Além disso, afirmou que a permanência do magistrado afastado desde outubro de 2024, por força de medida cautelar, seria desproporcional, pois Ivan Lúcio estaria lotado a mais de mil quilômetros de Cuiabá e não teria como interferir na investigação. “Não há risco de obstrução. O juiz já vem suportando o ônus do afastamento cautelar há meses”, alegou.
Por fim, o defensor pediu que, caso o CNJ decida instaurar processo disciplinar, o faça sem manter o juiz afastado, diante da ausência de riscos à apuração.
Reforçou, ainda, o pedido principal: o arquivamento do caso. “O juiz não pode ser responsabilizado pela utilização indevida que o advogado falecido fazia de seu nome”, concluiu.
Voto do relator
O relator do caso, ministro Mauro Campbell Marques, apontou que o espelhamento do celular do advogado Roberto Zampieri – assassinado em dezembro de 2023 – revelou uma relação de intimidade e possível subserviência do magistrado ao causídico, além de mensagens que sugerem o recebimento de vantagens ilícitas em troca de decisões judiciais.

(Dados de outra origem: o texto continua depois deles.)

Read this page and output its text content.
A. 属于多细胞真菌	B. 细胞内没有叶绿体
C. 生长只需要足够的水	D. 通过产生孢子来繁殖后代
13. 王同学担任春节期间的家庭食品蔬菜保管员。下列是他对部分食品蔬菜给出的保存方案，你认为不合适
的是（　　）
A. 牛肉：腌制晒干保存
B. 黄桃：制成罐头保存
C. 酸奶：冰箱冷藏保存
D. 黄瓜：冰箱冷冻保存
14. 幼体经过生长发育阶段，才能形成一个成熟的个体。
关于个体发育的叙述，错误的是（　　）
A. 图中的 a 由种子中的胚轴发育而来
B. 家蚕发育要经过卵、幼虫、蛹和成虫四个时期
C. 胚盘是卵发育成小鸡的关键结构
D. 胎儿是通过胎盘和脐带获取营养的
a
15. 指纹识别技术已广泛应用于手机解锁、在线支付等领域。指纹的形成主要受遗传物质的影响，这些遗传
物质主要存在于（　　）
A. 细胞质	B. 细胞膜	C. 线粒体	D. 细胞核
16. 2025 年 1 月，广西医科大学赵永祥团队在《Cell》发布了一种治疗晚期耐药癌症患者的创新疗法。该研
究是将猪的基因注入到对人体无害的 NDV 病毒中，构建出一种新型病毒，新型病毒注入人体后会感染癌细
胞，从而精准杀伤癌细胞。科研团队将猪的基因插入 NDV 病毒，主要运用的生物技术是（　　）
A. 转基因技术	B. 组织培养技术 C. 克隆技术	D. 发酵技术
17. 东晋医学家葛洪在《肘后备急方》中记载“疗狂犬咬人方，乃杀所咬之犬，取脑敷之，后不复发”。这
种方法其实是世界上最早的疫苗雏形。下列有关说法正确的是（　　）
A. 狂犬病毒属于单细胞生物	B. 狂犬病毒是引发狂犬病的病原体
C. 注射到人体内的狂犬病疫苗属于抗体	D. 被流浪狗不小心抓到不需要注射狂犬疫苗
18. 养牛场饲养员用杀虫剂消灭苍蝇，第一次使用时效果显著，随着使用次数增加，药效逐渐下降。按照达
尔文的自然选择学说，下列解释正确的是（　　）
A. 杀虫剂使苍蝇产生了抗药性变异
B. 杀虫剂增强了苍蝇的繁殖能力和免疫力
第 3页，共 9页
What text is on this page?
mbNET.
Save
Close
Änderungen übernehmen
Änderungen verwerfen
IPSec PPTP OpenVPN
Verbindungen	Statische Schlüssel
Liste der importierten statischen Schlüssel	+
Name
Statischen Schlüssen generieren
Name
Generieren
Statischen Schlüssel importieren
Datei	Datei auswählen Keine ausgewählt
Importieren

Segundo o ministro, Zampieri mantinha forte influência sobre os julgados do juiz e indicava até mesmo as teses jurídicas a serem utilizadas. “É possível inferir com bastante clareza que a razão que presidia o acatamento passivo e subserviente das demandas do causídico […] era, precisamente, o provável pagamento de vantagens indevidas”, afirmou.
A análise de mensagens e movimentações bancárias revelou, conforme afirmou o relator, a existência de depósitos vultosos em contas da atual e da ex-esposa do magistrado, feitos por meio de empresas sem atividade operacional – indício de uso de terceiros para ocultar recursos ilícitos.
Apenas entre setembro de 2023 e julho de 2024, a atual esposa de Amarante, teria transferido R$ 750 mil ao juiz. A ex-esposa, por sua vez, teria feito repasses superiores a R$ 200 mil, também por meio de empresa de fachada.
Campbell destacou ainda a aquisição de imóveis de alto valor e bens de luxo, como joias e armas, sem compatibilidade com os rendimentos do magistrado. Não foi possível rastrear os pagamentos nas contas do juiz, o que indicaria, segundo o relator, provável uso de dinheiro em espécie.
As explicações apresentadas pela defesa, como a justificativa de que os recursos eram oriundos de apoio espiritual ou doações religiosas, não foram consideradas suficientes para afastar os indícios de irregularidade.
O relator também rejeitou a alegação de que as provas estariam contaminadas por vício na cadeia de custódia, destacando que a apreensão foi lícita e que o material foi submetido ao contraditório.
Para Mauro Campbell, há justa causa para instauração de PAD e permanência do afastamento cautelar do magistrado. O ministro destacou que os elementos apontam possível violação de deveres funcionais previstos na Loman e no Código de Ética da Magistratura.
“O contexto dos diálogos, a frequência das interações e os termos utilizados deram corpo a um panorama abrangente de efetiva influência do causídico na atividade judicial do magistrado, muito possivelmente em razão do pagamento de vantagens indevidas”, concluiu.
Com base nesses fundamentos, o relator votou pela instauração do processo disciplinar e manutenção do afastamento cautelar de Ivan Lúcio Amarante.